Cassie looked for her cigarettes, changed her mind and took one of my strong ones. Her face, momentarily off guard as she tilted it to the lighter flame, looked tired and quenched; I wondered if that night she would dream about Katy Devlin, pinned down and trying to scream. "He'd have kept her for longer. And, again, there'd be signs of more comprehensive sexual assault. No: he didn't want to do it. He did it because he had to."
"Staging a sex crime to put us on the wrong track?"

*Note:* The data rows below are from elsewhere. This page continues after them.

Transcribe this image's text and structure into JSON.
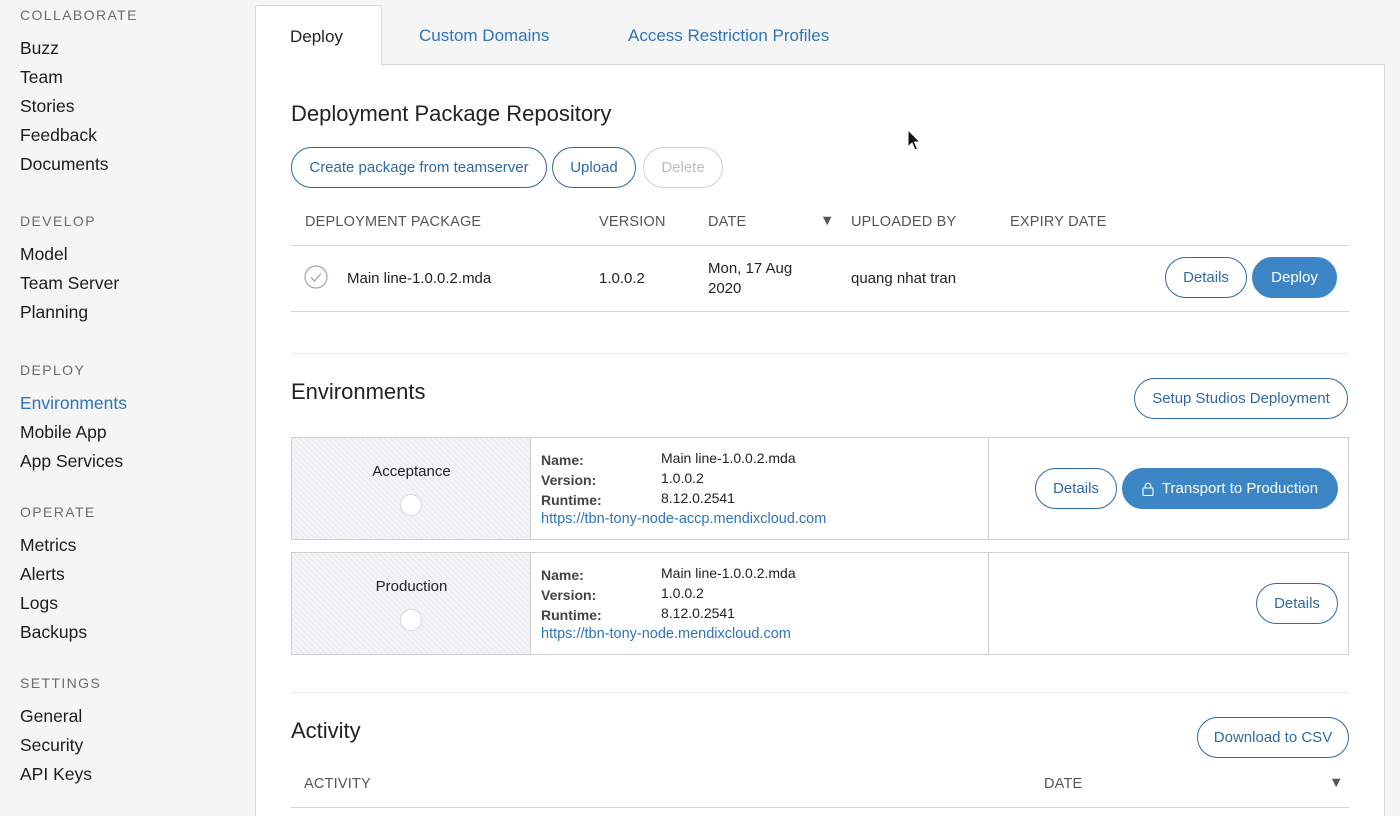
{
  "sidebar": {
    "sections": [
      {
        "heading": "COLLABORATE",
        "items": [
          "Buzz",
          "Team",
          "Stories",
          "Feedback",
          "Documents"
        ]
      },
      {
        "heading": "DEVELOP",
        "items": [
          "Model",
          "Team Server",
          "Planning"
        ]
      },
      {
        "heading": "DEPLOY",
        "items": [
          "Environments",
          "Mobile App",
          "App Services"
        ]
      },
      {
        "heading": "OPERATE",
        "items": [
          "Metrics",
          "Alerts",
          "Logs",
          "Backups"
        ]
      },
      {
        "heading": "SETTINGS",
        "items": [
          "General",
          "Security",
          "API Keys"
        ]
      }
    ],
    "active_item": "Environments"
  },
  "tabs": [
    "Deploy",
    "Custom Domains",
    "Access Restriction Profiles"
  ],
  "repository": {
    "title": "Deployment Package Repository",
    "buttons": {
      "create": "Create package from teamserver",
      "upload": "Upload",
      "delete": "Delete"
    },
    "columns": [
      "DEPLOYMENT PACKAGE",
      "VERSION",
      "DATE",
      "UPLOADED BY",
      "EXPIRY DATE"
    ],
    "sort_indicator": "▼",
    "rows": [
      {
        "package": "Main line-1.0.0.2.mda",
        "version": "1.0.0.2",
        "date_line1": "Mon, 17 Aug",
        "date_line2": "2020",
        "uploaded_by": "quang nhat tran",
        "expiry": "",
        "details_label": "Details",
        "deploy_label": "Deploy"
      }
    ]
  },
  "environments": {
    "title": "Environments",
    "setup_button": "Setup Studios Deployment",
    "labels": {
      "name": "Name:",
      "version": "Version:",
      "runtime": "Runtime:"
    },
    "items": [
      {
        "env": "Acceptance",
        "name": "Main line-1.0.0.2.mda",
        "version": "1.0.0.2",
        "runtime": "8.12.0.2541",
        "url": "https://tbn-tony-node-accp.mendixcloud.com",
        "details_label": "Details",
        "transport_label": "Transport to Production"
      },
      {
        "env": "Production",
        "name": "Main line-1.0.0.2.mda",
        "version": "1.0.0.2",
        "runtime": "8.12.0.2541",
        "url": "https://tbn-tony-node.mendixcloud.com",
        "details_label": "Details"
      }
    ]
  },
  "activity": {
    "title": "Activity",
    "download_button": "Download to CSV",
    "columns": [
      "ACTIVITY",
      "DATE"
    ],
    "sort_indicator": "▼"
  },
  "colors": {
    "accent": "#2f74b5",
    "primary_button": "#3d86c6"
  }
}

Cassie shook her head. "I don't know…If that was it, you'd expect him to make a point of it: strip her, pose her with her legs spread. Instead, he pulls her combats up again, zips them… No, I was thinking maybe something more along the lines of schizophrenia. They're almost never violent, but if you get one off his meds and in a full-on paranoid phase, you never know. He could have believed, for some reason of his own, that she had to be killed and raped, even though he hated doing it. That would explain why he tried not to hurt her, why he used an object, why it didn't look more like a sex crime-he didn't want her exposed, and he didn't want anyone thinking of him as a rapist-even why he left her on the altar."